Latin-script transcriptions must be surrounded by the tags <latin>
and </latin>
.
For example, the code الدرس <latin>ad-dars</latin>
generates the example below. The latin transcription should always appear after the example in the original script, and before glosses and translations.
- الدرس ad-dars
Gloss icon:
You should also provide English glosses and translation for your examples.
Glosses and translations should always be provided in English, and never in another language.

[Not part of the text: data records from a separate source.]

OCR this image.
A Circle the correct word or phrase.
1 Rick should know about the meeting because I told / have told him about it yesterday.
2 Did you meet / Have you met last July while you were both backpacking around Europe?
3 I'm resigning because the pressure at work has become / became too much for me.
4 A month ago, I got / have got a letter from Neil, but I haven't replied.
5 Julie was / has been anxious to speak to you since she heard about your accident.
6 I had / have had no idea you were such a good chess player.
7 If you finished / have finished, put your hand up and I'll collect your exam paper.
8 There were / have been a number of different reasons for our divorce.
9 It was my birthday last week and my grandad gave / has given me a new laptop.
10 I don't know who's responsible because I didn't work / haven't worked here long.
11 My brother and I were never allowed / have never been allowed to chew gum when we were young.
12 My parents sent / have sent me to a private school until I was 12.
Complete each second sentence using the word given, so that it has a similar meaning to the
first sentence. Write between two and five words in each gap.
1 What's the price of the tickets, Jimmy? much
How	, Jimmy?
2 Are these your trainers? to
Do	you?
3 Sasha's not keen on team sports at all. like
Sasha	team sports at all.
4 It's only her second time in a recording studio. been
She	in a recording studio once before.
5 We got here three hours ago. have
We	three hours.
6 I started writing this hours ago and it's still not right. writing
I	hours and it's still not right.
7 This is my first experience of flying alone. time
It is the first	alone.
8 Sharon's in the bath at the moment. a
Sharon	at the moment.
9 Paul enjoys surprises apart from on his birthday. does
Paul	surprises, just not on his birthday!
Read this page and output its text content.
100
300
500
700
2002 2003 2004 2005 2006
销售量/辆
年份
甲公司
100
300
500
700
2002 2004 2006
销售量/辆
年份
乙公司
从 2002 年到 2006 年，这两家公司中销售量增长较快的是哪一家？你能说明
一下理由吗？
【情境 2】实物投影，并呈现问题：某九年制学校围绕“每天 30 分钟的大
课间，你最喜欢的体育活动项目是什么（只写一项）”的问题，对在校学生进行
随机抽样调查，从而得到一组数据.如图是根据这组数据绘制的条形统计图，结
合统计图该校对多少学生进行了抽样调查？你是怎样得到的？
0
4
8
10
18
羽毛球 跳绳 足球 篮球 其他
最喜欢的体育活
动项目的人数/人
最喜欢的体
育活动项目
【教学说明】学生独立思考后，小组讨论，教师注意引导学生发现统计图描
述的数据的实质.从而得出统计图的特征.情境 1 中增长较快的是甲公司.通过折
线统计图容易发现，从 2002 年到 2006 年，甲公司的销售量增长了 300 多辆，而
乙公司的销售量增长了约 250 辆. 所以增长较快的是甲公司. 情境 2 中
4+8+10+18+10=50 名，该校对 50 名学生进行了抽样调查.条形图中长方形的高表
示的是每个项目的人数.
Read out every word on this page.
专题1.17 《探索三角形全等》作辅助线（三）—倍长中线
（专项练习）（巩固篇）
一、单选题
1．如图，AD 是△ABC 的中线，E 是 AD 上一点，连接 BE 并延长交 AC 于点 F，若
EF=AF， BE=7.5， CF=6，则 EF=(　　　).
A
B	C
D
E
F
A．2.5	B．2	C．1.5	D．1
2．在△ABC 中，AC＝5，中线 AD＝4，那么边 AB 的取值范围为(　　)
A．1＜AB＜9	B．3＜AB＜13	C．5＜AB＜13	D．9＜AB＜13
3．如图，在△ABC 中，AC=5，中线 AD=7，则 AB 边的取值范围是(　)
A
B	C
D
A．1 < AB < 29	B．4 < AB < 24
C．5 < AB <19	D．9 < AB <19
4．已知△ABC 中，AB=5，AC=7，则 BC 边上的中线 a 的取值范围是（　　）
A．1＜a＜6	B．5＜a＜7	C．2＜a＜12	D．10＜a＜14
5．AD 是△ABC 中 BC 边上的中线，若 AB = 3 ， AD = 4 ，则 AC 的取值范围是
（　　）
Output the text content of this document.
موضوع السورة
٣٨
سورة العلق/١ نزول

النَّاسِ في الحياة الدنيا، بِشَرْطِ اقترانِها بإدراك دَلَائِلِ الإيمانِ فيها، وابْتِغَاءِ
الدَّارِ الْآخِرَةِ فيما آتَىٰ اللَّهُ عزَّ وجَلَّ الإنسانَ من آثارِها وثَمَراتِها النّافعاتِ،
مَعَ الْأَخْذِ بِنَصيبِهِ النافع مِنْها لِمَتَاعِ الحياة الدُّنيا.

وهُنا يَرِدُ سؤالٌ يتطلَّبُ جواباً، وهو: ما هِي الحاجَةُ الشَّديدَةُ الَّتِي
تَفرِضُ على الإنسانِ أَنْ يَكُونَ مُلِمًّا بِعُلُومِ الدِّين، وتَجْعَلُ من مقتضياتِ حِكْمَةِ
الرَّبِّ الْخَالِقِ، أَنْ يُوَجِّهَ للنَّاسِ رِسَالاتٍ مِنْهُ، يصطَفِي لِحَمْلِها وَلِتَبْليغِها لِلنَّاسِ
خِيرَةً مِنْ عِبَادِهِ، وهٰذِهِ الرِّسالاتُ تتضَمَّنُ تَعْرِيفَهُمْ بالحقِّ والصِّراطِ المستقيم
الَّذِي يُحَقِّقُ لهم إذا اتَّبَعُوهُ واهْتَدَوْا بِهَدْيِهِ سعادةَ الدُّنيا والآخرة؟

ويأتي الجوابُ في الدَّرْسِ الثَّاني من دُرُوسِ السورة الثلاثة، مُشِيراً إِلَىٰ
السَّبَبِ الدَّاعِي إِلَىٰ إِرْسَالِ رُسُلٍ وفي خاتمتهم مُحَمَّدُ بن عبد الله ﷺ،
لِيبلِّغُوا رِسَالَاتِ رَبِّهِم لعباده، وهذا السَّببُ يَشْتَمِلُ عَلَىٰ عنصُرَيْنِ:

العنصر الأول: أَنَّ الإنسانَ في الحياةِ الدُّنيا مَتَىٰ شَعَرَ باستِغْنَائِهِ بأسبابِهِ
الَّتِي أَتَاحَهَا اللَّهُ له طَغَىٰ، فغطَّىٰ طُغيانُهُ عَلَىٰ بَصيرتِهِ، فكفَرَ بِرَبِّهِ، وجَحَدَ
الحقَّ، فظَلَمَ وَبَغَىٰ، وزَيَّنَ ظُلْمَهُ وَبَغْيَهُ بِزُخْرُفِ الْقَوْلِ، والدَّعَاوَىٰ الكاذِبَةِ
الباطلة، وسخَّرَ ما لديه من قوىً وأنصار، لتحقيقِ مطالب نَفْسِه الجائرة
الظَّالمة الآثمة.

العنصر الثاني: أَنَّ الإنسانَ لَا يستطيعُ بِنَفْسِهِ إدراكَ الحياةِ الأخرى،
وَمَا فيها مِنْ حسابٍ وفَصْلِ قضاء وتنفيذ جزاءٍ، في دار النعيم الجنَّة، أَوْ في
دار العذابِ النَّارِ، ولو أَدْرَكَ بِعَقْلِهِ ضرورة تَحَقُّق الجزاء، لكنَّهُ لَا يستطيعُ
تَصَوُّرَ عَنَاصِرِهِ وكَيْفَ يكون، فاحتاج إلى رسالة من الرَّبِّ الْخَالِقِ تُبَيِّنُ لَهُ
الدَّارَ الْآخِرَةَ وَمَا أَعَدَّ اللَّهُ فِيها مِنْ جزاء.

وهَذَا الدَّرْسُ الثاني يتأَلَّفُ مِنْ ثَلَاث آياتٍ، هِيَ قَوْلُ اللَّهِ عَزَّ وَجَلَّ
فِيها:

Glosses must be surrounded by the tags <gl>
and </gl>
.
Translations must be surrounded by <trans>
and </trans>
.
English examples can also use the tag <trans>
to indicate the meaning of an idiomatic expression. For example, the code <lex>défendre</lex> son <lex>bifteck</lex> <gl>defend one's beefsteak</gl> <trans>to defend one's interests</trans>
generates the example below. Notice that the code for gloss and translation is only shown when the user hovers the gloss icon. For consistency, you should always follow this order: original text <latin>transcription (optional)</latin> <gl>the gloss</gl> <trans>the translation</trans>
.
- défendre son bifteck defend one's beefsteak to defend one's interests
Comments:
Some examples are presented followed by an explanation or comment, in normal font (black color). This is done by using the tags <n>
and </n>
. For example, the code some words <n>→ further details</n>
generates this:
- some words → further details
Newline:
Sometimes, one may want to add several examples for a single phenomenon in the same language. If they are rather long, they can be presented on separate lines using the tag <br/>
. This tag is special as it does not come in pairs: you only write one tag with the slash at the end (technically, it is an empty XML element). This tag will be treated by the 'edit' interface to break examples that can be edited separately. For example, the code example 1 <br/> example 2 <br/> example 3
will be rendered as follows:
- example 1
example 2
example 3
Inside normal text, you may also use tags such as <i>
(italics), <strong>
(bold), as well as other HTML tags. If another language is using a given tag for an example, you can use it too. Otherwise, try to stick to the established conventions.